There is little to spread alarm in his manifesto, which focuses on issues of concern to every family: transport, public ownership of water, economic development, free internet for all, the green revolution. There is little here of the ugly racism that permeates the Northern League. The people Grillo threatens to go after with baseball bats are not illegal immigrants but criminal politicians.

So why is it that, up close, there is something horribly familiar about this man? Is it mere Anglo-Saxon hypersensitivity to find something repellently atavistic in his screaming, ranting, arm-flailing persona, this permanent boiling over of righteous wrath? To be sure, Italian voters have plenty to be angry about. The permissiveness of Berlusconi opened the floodgates of corruption, and new scandals break every week.

Mario Monti, the technocratic PM, may have stopped the rot in some respects but has done nothing to make the economy grow. And by teaming up for this election with what remains of the Christian Democrats, he has revived unhappy memories of the long years of graft and corruption which that party came to stand for.

If Grillo’s Movement does as well as the polls suggest, enough of his candidates could win election – he himself is not running – to put huge pressure on the biggest grouping, most likely to be Pier Luigi Bersani’s centre-left Democratic Party. These will be inexperienced, first-time MPs, as honest as the day is long, but probably not the sort of people to depend on if and when the nation finds itself again on the cusp of economic disaster.

But that is not the most serious danger that Grillo poses. His programme may be laudable, even if his proposal for having the successor to President Giorgio Napolitano – a figure of enormous importance in volatile times like these – chosen by a universal on-line vote risks worse damage to Italy than anything even Berlusconi could inflict.

No, the real danger is the psychological allure of the man; the seductive charm of the idea of throwing everything out – everything! – and starting afresh. The old continent has been down that road before.

Is there any of Japan left to concrete?

Japan, though it is still one of the world’s Big Three economies, has been treading water for so long that this was beginning to seem its natural condition.
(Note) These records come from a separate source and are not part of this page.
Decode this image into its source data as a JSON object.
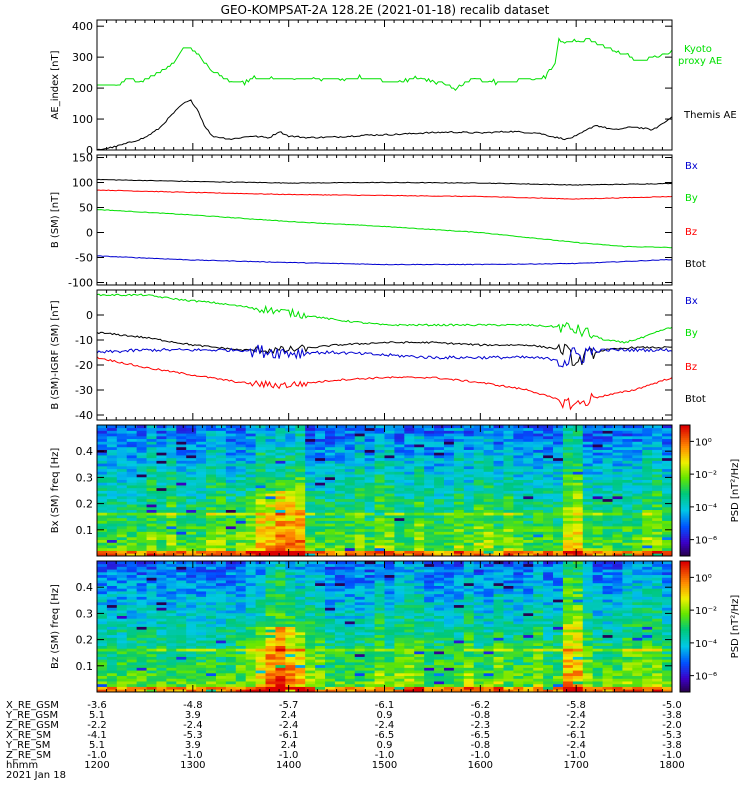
{
  "title": "GEO-KOMPSAT-2A 128.2E (2021-01-18) recalib dataset",
  "colors": {
    "black": "#000000",
    "red": "#ff0000",
    "green": "#00e000",
    "blue": "#0000d0"
  },
  "chart_data": [
    {
      "type": "line",
      "ylabel": "AE_index [nT]",
      "ylim": [
        0,
        420
      ],
      "yticks": [
        "0",
        "100",
        "200",
        "300",
        "400"
      ],
      "ytick_values": [
        0,
        100,
        200,
        300,
        400
      ],
      "xlim": [
        1200,
        1800
      ],
      "series": [
        {
          "name": "Kyoto proxy AE",
          "color": "#00e000",
          "x": [
            1200,
            1222,
            1232,
            1245,
            1268,
            1283,
            1290,
            1298,
            1305,
            1318,
            1340,
            1360,
            1390,
            1420,
            1450,
            1480,
            1510,
            1540,
            1560,
            1572,
            1590,
            1610,
            1640,
            1665,
            1678,
            1682,
            1695,
            1712,
            1725,
            1736,
            1750,
            1765,
            1780,
            1795,
            1800
          ],
          "y": [
            210,
            210,
            230,
            220,
            255,
            290,
            325,
            328,
            310,
            260,
            220,
            225,
            230,
            225,
            225,
            230,
            222,
            228,
            220,
            195,
            228,
            222,
            225,
            232,
            275,
            355,
            345,
            358,
            340,
            325,
            310,
            285,
            300,
            310,
            318
          ]
        },
        {
          "name": "Themis AE",
          "color": "#000000",
          "x": [
            1200,
            1218,
            1235,
            1250,
            1265,
            1280,
            1290,
            1298,
            1305,
            1312,
            1320,
            1340,
            1360,
            1380,
            1390,
            1400,
            1420,
            1450,
            1480,
            1510,
            1540,
            1570,
            1600,
            1630,
            1660,
            1680,
            1690,
            1700,
            1720,
            1740,
            1760,
            1780,
            1795,
            1800
          ],
          "y": [
            0,
            10,
            25,
            40,
            70,
            120,
            150,
            160,
            130,
            80,
            45,
            35,
            45,
            40,
            60,
            45,
            40,
            42,
            48,
            50,
            55,
            58,
            55,
            60,
            55,
            40,
            35,
            45,
            80,
            65,
            75,
            65,
            95,
            110
          ]
        }
      ]
    },
    {
      "type": "line",
      "ylabel": "B (SM) [nT]",
      "ylim": [
        -105,
        155
      ],
      "yticks": [
        "-100",
        "-50",
        "0",
        "50",
        "100",
        "150"
      ],
      "ytick_values": [
        -100,
        -50,
        0,
        50,
        100,
        150
      ],
      "xlim": [
        1200,
        1800
      ],
      "legend": [
        "Bx",
        "By",
        "Bz",
        "Btot"
      ],
      "legend_colors": [
        "#0000d0",
        "#00e000",
        "#ff0000",
        "#000000"
      ],
      "series": [
        {
          "color": "#000000",
          "x": [
            1200,
            1300,
            1400,
            1500,
            1600,
            1700,
            1800
          ],
          "y": [
            106,
            102,
            99,
            100,
            99,
            95,
            98
          ]
        },
        {
          "color": "#ff0000",
          "x": [
            1200,
            1300,
            1400,
            1500,
            1600,
            1700,
            1800
          ],
          "y": [
            85,
            80,
            76,
            74,
            72,
            67,
            72
          ]
        },
        {
          "color": "#00e000",
          "x": [
            1200,
            1300,
            1400,
            1500,
            1600,
            1700,
            1750,
            1800
          ],
          "y": [
            46,
            35,
            22,
            12,
            0,
            -20,
            -28,
            -30
          ]
        },
        {
          "color": "#0000d0",
          "x": [
            1200,
            1300,
            1400,
            1500,
            1600,
            1700,
            1800
          ],
          "y": [
            -47,
            -55,
            -60,
            -64,
            -64,
            -62,
            -54
          ]
        }
      ]
    },
    {
      "type": "line",
      "ylabel": "B (SM)-IGRF (SM) [nT]",
      "ylim": [
        -42,
        10
      ],
      "yticks": [
        "-40",
        "-30",
        "-20",
        "-10",
        "0"
      ],
      "ytick_values": [
        -40,
        -30,
        -20,
        -10,
        0
      ],
      "xlim": [
        1200,
        1800
      ],
      "legend": [
        "Bx",
        "By",
        "Bz",
        "Btot"
      ],
      "legend_colors": [
        "#0000d0",
        "#00e000",
        "#ff0000",
        "#000000"
      ],
      "series": [
        {
          "color": "#00e000",
          "x": [
            1200,
            1250,
            1290,
            1320,
            1360,
            1400,
            1450,
            1500,
            1550,
            1600,
            1650,
            1690,
            1710,
            1730,
            1750,
            1770,
            1790,
            1800
          ],
          "y": [
            8,
            8,
            6,
            5,
            3,
            1,
            -2,
            -4,
            -4,
            -4,
            -4,
            -5,
            -7,
            -10,
            -11,
            -9,
            -6,
            -5
          ]
        },
        {
          "color": "#000000",
          "x": [
            1200,
            1250,
            1300,
            1350,
            1400,
            1450,
            1500,
            1550,
            1600,
            1650,
            1690,
            1700,
            1710,
            1730,
            1760,
            1800
          ],
          "y": [
            -7,
            -9,
            -12,
            -14,
            -14,
            -12,
            -11,
            -11,
            -12,
            -12,
            -14,
            -20,
            -16,
            -14,
            -13,
            -13
          ]
        },
        {
          "color": "#0000d0",
          "x": [
            1200,
            1250,
            1300,
            1350,
            1400,
            1450,
            1500,
            1550,
            1600,
            1650,
            1690,
            1710,
            1730,
            1760,
            1800
          ],
          "y": [
            -15,
            -14,
            -14,
            -14,
            -15,
            -15,
            -16,
            -17,
            -17,
            -17,
            -18,
            -15,
            -14,
            -14,
            -14
          ]
        },
        {
          "color": "#ff0000",
          "x": [
            1200,
            1250,
            1300,
            1350,
            1380,
            1400,
            1450,
            1500,
            1550,
            1600,
            1650,
            1690,
            1700,
            1720,
            1760,
            1800
          ],
          "y": [
            -17,
            -21,
            -24,
            -27,
            -28,
            -28,
            -26,
            -25,
            -25,
            -27,
            -30,
            -35,
            -36,
            -33,
            -30,
            -25
          ]
        }
      ]
    },
    {
      "type": "heatmap",
      "ylabel": "Bx (SM) freq [Hz]",
      "ylim": [
        0,
        0.5
      ],
      "yticks": [
        "0.1",
        "0.2",
        "0.3",
        "0.4"
      ],
      "ytick_values": [
        0.1,
        0.2,
        0.3,
        0.4
      ],
      "xlim": [
        1200,
        1800
      ],
      "colorbar": {
        "label": "PSD [nT²/Hz]",
        "ticks": [
          "10⁰",
          "10⁻²",
          "10⁻⁴",
          "10⁻⁶"
        ],
        "log_range": [
          -7,
          1
        ]
      }
    },
    {
      "type": "heatmap",
      "ylabel": "Bz (SM) freq [Hz]",
      "ylim": [
        0,
        0.5
      ],
      "yticks": [
        "0.1",
        "0.2",
        "0.3",
        "0.4"
      ],
      "ytick_values": [
        0.1,
        0.2,
        0.3,
        0.4
      ],
      "xlim": [
        1200,
        1800
      ],
      "colorbar": {
        "label": "PSD [nT²/Hz]",
        "ticks": [
          "10⁰",
          "10⁻²",
          "10⁻⁴",
          "10⁻⁶"
        ],
        "log_range": [
          -7,
          1
        ]
      }
    }
  ],
  "ephemeris": {
    "labels": [
      "X_RE_GSM",
      "Y_RE_GSM",
      "Z_RE_GSM",
      "X_RE_SM",
      "Y_RE_SM",
      "Z_RE_SM",
      "hhmm",
      "2021 Jan 18"
    ],
    "columns": [
      [
        "-3.6",
        "5.1",
        "-2.2",
        "-4.1",
        "5.1",
        "-1.0",
        "1200"
      ],
      [
        "-4.8",
        "3.9",
        "-2.4",
        "-5.3",
        "3.9",
        "-1.0",
        "1300"
      ],
      [
        "-5.7",
        "2.4",
        "-2.4",
        "-6.1",
        "2.4",
        "-1.0",
        "1400"
      ],
      [
        "-6.1",
        "0.9",
        "-2.4",
        "-6.5",
        "0.9",
        "-1.0",
        "1500"
      ],
      [
        "-6.2",
        "-0.8",
        "-2.3",
        "-6.5",
        "-0.8",
        "-1.0",
        "1600"
      ],
      [
        "-5.8",
        "-2.4",
        "-2.2",
        "-6.1",
        "-2.4",
        "-1.0",
        "1700"
      ],
      [
        "-5.0",
        "-3.8",
        "-2.0",
        "-5.3",
        "-3.8",
        "-1.0",
        "1800"
      ]
    ]
  }
}
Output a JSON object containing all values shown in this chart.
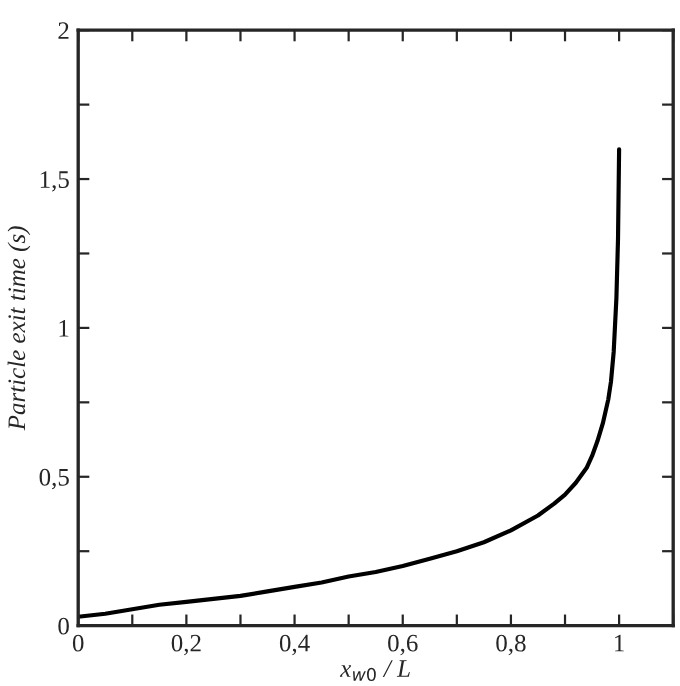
{
  "chart_data": {
    "type": "line",
    "xlabel": "x$_{w0}$ / L",
    "ylabel": "Particle exit time (s)",
    "x": [
      0,
      0.05,
      0.1,
      0.15,
      0.2,
      0.25,
      0.3,
      0.35,
      0.4,
      0.45,
      0.5,
      0.55,
      0.6,
      0.65,
      0.7,
      0.75,
      0.8,
      0.85,
      0.88,
      0.9,
      0.92,
      0.94,
      0.95,
      0.96,
      0.97,
      0.98,
      0.985,
      0.99,
      0.995,
      0.998,
      1.0
    ],
    "series": [
      {
        "color": "#000000",
        "values": [
          0.03,
          0.04,
          0.055,
          0.07,
          0.08,
          0.09,
          0.1,
          0.115,
          0.13,
          0.145,
          0.165,
          0.18,
          0.2,
          0.225,
          0.25,
          0.28,
          0.32,
          0.37,
          0.41,
          0.44,
          0.48,
          0.53,
          0.57,
          0.62,
          0.68,
          0.76,
          0.82,
          0.92,
          1.1,
          1.3,
          1.6
        ]
      }
    ],
    "xlim": [
      0,
      1.1
    ],
    "ylim": [
      0,
      2
    ],
    "xticks": [
      0,
      {
        "value": 0.1,
        "label": null
      },
      {
        "value": 0.2,
        "label": "0,2"
      },
      {
        "value": 0.3,
        "label": null
      },
      {
        "value": 0.4,
        "label": "0,4"
      },
      {
        "value": 0.5,
        "label": null
      },
      {
        "value": 0.6,
        "label": "0,6"
      },
      {
        "value": 0.7,
        "label": null
      },
      {
        "value": 0.8,
        "label": "0,8"
      },
      {
        "value": 0.9,
        "label": null
      },
      1,
      {
        "value": 1.1,
        "label": null
      }
    ],
    "yticks": [
      0,
      {
        "value": 0.25,
        "label": null
      },
      {
        "value": 0.5,
        "label": "0,5"
      },
      {
        "value": 0.75,
        "label": null
      },
      1,
      {
        "value": 1.25,
        "label": null
      },
      {
        "value": 1.5,
        "label": "1,5"
      },
      {
        "value": 1.75,
        "label": null
      },
      2
    ],
    "grid": false,
    "legend": false,
    "marker": "none",
    "line_style": "solid"
  }
}
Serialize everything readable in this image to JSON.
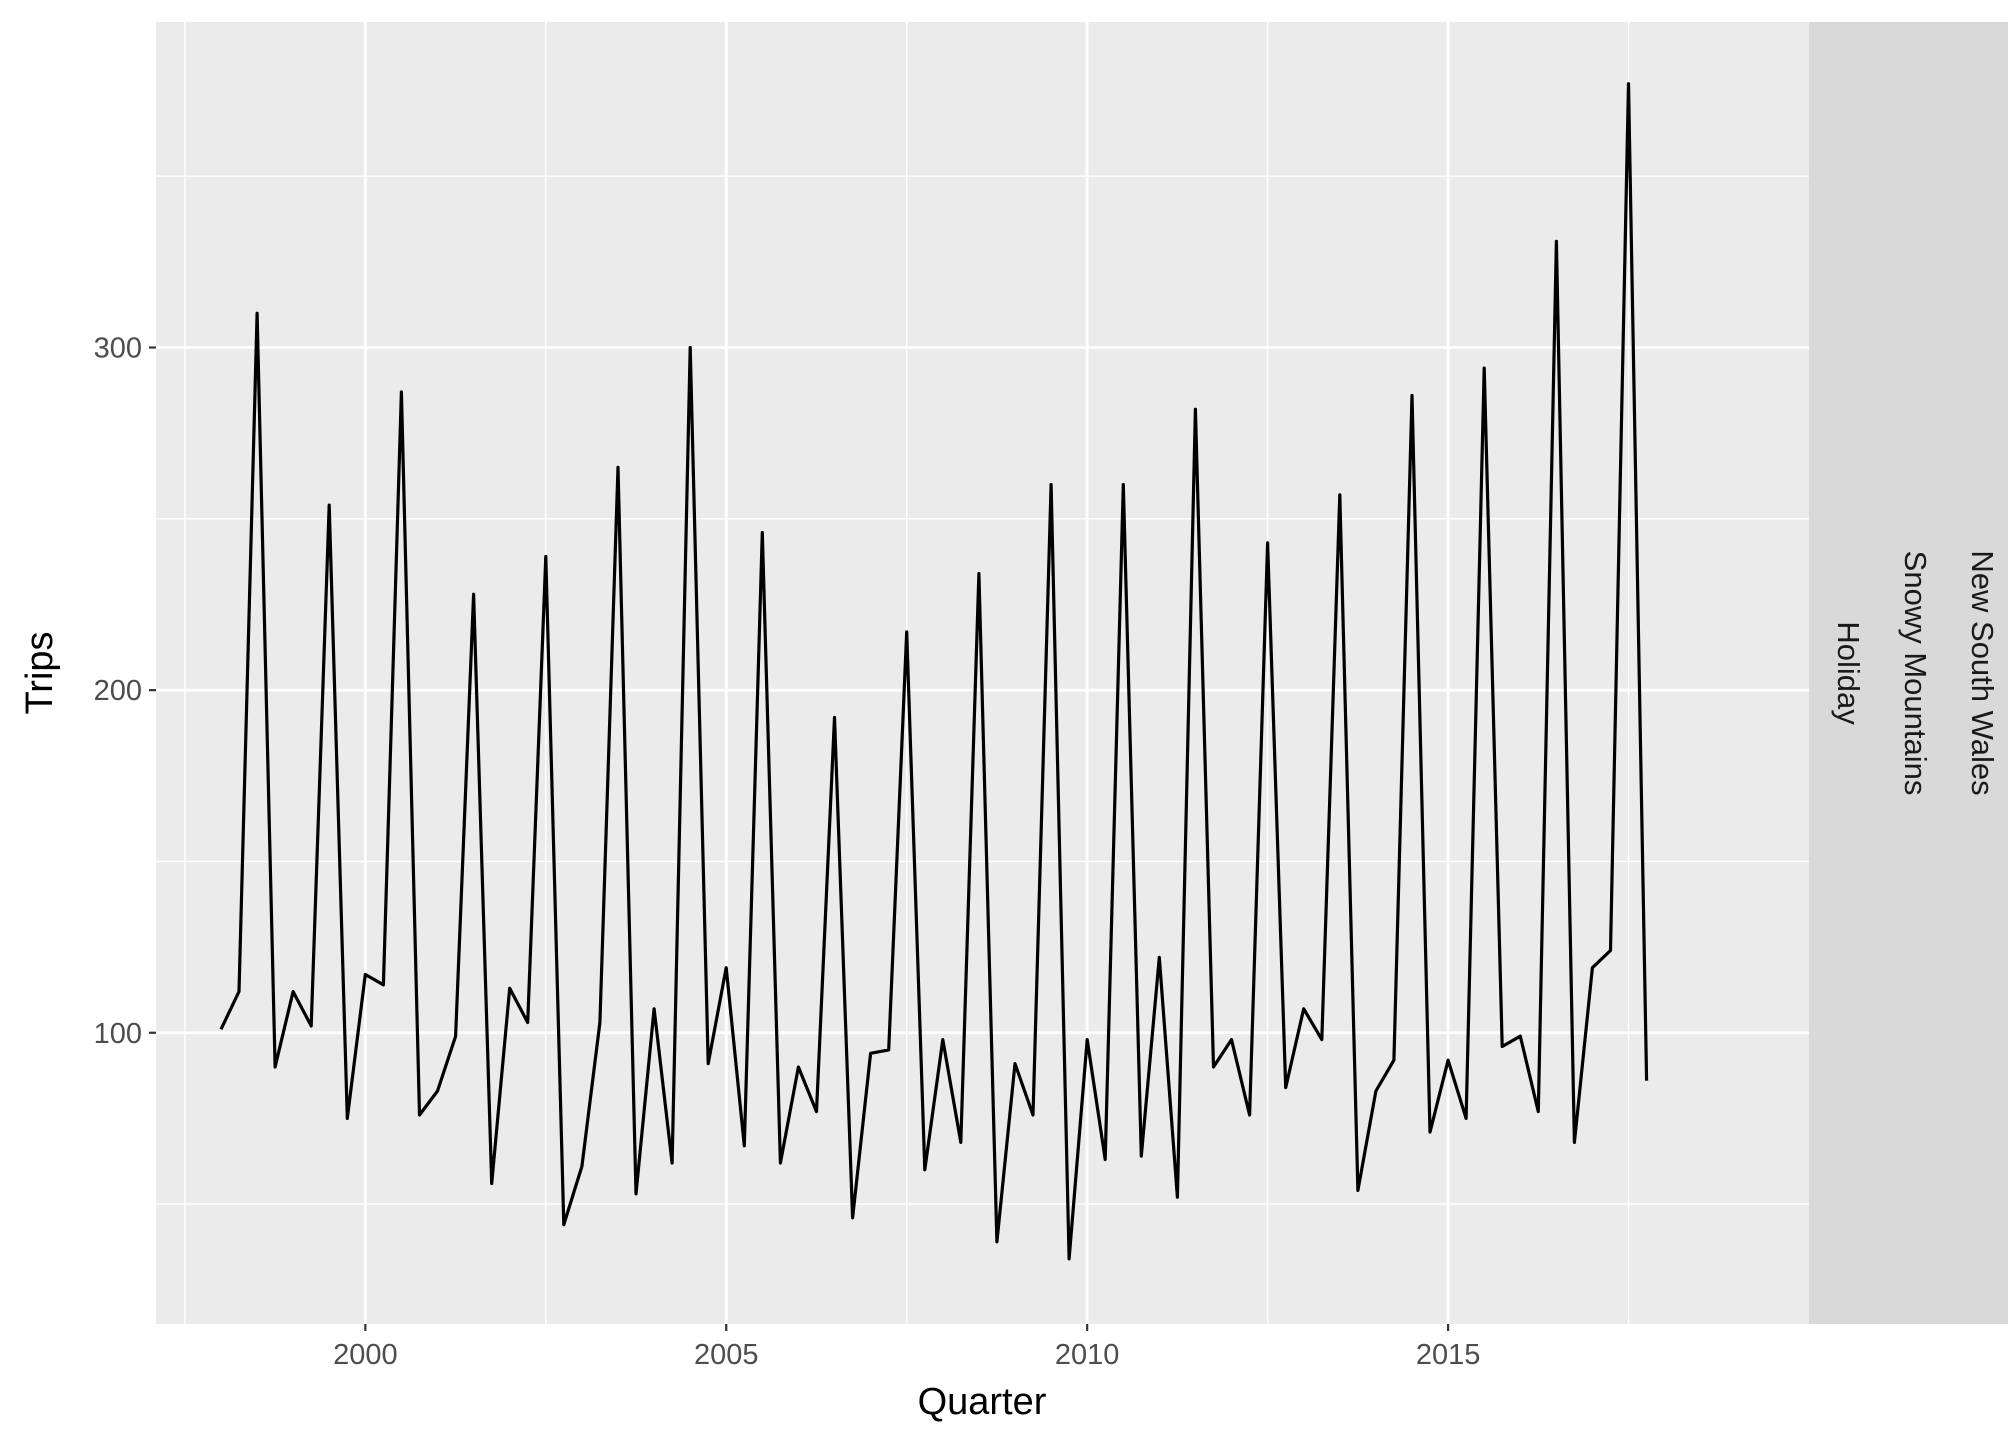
{
  "chart_data": {
    "type": "line",
    "xlabel": "Quarter",
    "ylabel": "Trips",
    "xlim": [
      1997.1,
      2020.0
    ],
    "ylim": [
      15,
      395
    ],
    "x_ticks": [
      2000,
      2005,
      2010,
      2015
    ],
    "y_ticks": [
      100,
      200,
      300
    ],
    "x_tick_labels": [
      "2000",
      "2005",
      "2010",
      "2015"
    ],
    "y_tick_labels": [
      "100",
      "200",
      "300"
    ],
    "grid": true,
    "facet_strip": [
      "New South Wales",
      "Snowy Mountains",
      "Holiday"
    ],
    "series": [
      {
        "x": [
          "1998 Q1",
          "1998 Q2",
          "1998 Q3",
          "1998 Q4",
          "1999 Q1",
          "1999 Q2",
          "1999 Q3",
          "1999 Q4",
          "2000 Q1",
          "2000 Q2",
          "2000 Q3",
          "2000 Q4",
          "2001 Q1",
          "2001 Q2",
          "2001 Q3",
          "2001 Q4",
          "2002 Q1",
          "2002 Q2",
          "2002 Q3",
          "2002 Q4",
          "2003 Q1",
          "2003 Q2",
          "2003 Q3",
          "2003 Q4",
          "2004 Q1",
          "2004 Q2",
          "2004 Q3",
          "2004 Q4",
          "2005 Q1",
          "2005 Q2",
          "2005 Q3",
          "2005 Q4",
          "2006 Q1",
          "2006 Q2",
          "2006 Q3",
          "2006 Q4",
          "2007 Q1",
          "2007 Q2",
          "2007 Q3",
          "2007 Q4",
          "2008 Q1",
          "2008 Q2",
          "2008 Q3",
          "2008 Q4",
          "2009 Q1",
          "2009 Q2",
          "2009 Q3",
          "2009 Q4",
          "2010 Q1",
          "2010 Q2",
          "2010 Q3",
          "2010 Q4",
          "2011 Q1",
          "2011 Q2",
          "2011 Q3",
          "2011 Q4",
          "2012 Q1",
          "2012 Q2",
          "2012 Q3",
          "2012 Q4",
          "2013 Q1",
          "2013 Q2",
          "2013 Q3",
          "2013 Q4",
          "2014 Q1",
          "2014 Q2",
          "2014 Q3",
          "2014 Q4",
          "2015 Q1",
          "2015 Q2",
          "2015 Q3",
          "2015 Q4",
          "2016 Q1",
          "2016 Q2",
          "2016 Q3",
          "2016 Q4",
          "2017 Q1",
          "2017 Q2",
          "2017 Q3",
          "2017 Q4"
        ],
        "values": [
          101,
          112,
          310,
          90,
          112,
          102,
          254,
          75,
          117,
          114,
          287,
          76,
          83,
          99,
          228,
          56,
          113,
          103,
          239,
          44,
          61,
          103,
          265,
          53,
          107,
          62,
          300,
          91,
          119,
          67,
          246,
          62,
          90,
          77,
          192,
          46,
          94,
          95,
          217,
          60,
          98,
          68,
          234,
          39,
          91,
          76,
          260,
          34,
          98,
          63,
          260,
          64,
          122,
          52,
          282,
          90,
          98,
          76,
          243,
          84,
          107,
          98,
          257,
          54,
          83,
          92,
          286,
          71,
          92,
          75,
          294,
          96,
          99,
          77,
          331,
          68,
          119,
          124,
          377,
          86
        ]
      }
    ]
  }
}
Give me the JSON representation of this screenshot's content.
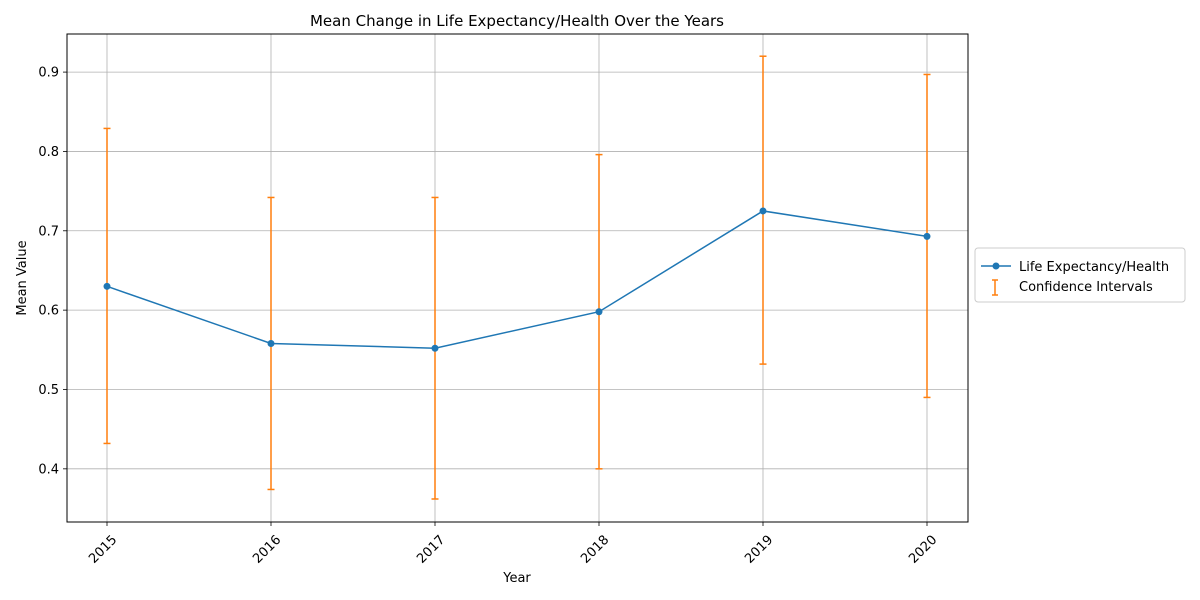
{
  "chart_data": {
    "type": "line",
    "title": "Mean Change in Life Expectancy/Health Over the Years",
    "xlabel": "Year",
    "ylabel": "Mean Value",
    "categories": [
      "2015",
      "2016",
      "2017",
      "2018",
      "2019",
      "2020"
    ],
    "series": [
      {
        "name": "Life Expectancy/Health",
        "values": [
          0.63,
          0.558,
          0.552,
          0.598,
          0.725,
          0.693
        ],
        "color": "#1f77b4"
      }
    ],
    "error_bars": {
      "name": "Confidence Intervals",
      "color": "#ff7f0e",
      "lower": [
        0.432,
        0.374,
        0.362,
        0.4,
        0.532,
        0.49
      ],
      "upper": [
        0.829,
        0.742,
        0.742,
        0.796,
        0.92,
        0.897
      ]
    },
    "ylim": [
      0.333,
      0.948
    ],
    "yticks": [
      "0.4",
      "0.5",
      "0.6",
      "0.7",
      "0.8",
      "0.9"
    ],
    "grid": true,
    "legend_position": "center-right outside"
  }
}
It has lived in a becalmed state ever since the property price bubble burst more than 20 years ago, with near-zero inflation and near-zero interest rates. In the past few years, it has provided a sombre sort of role model for us in Europe.

But suddenly Japan seems to be waking up. Prime Minister Shinzo Abe wants to bounce the economy back into shape with a huge programme of public works, to bring back modest inflation, to shake the nation roughly awake. But is this progress or merely repetition? During the boom years – when Mr Abe’s father Shintaro was the country’s foreign minister – the big construction companies that were the Liberal Democrats’ biggest backers carpeted the country in concrete from one end to the other in pursuit of growth.

Donald Richie, the great American observer of Japan who died this week, said that when he arrived after the war it was the most beautiful country in the world; it became just about the ugliest. What more can they do to it?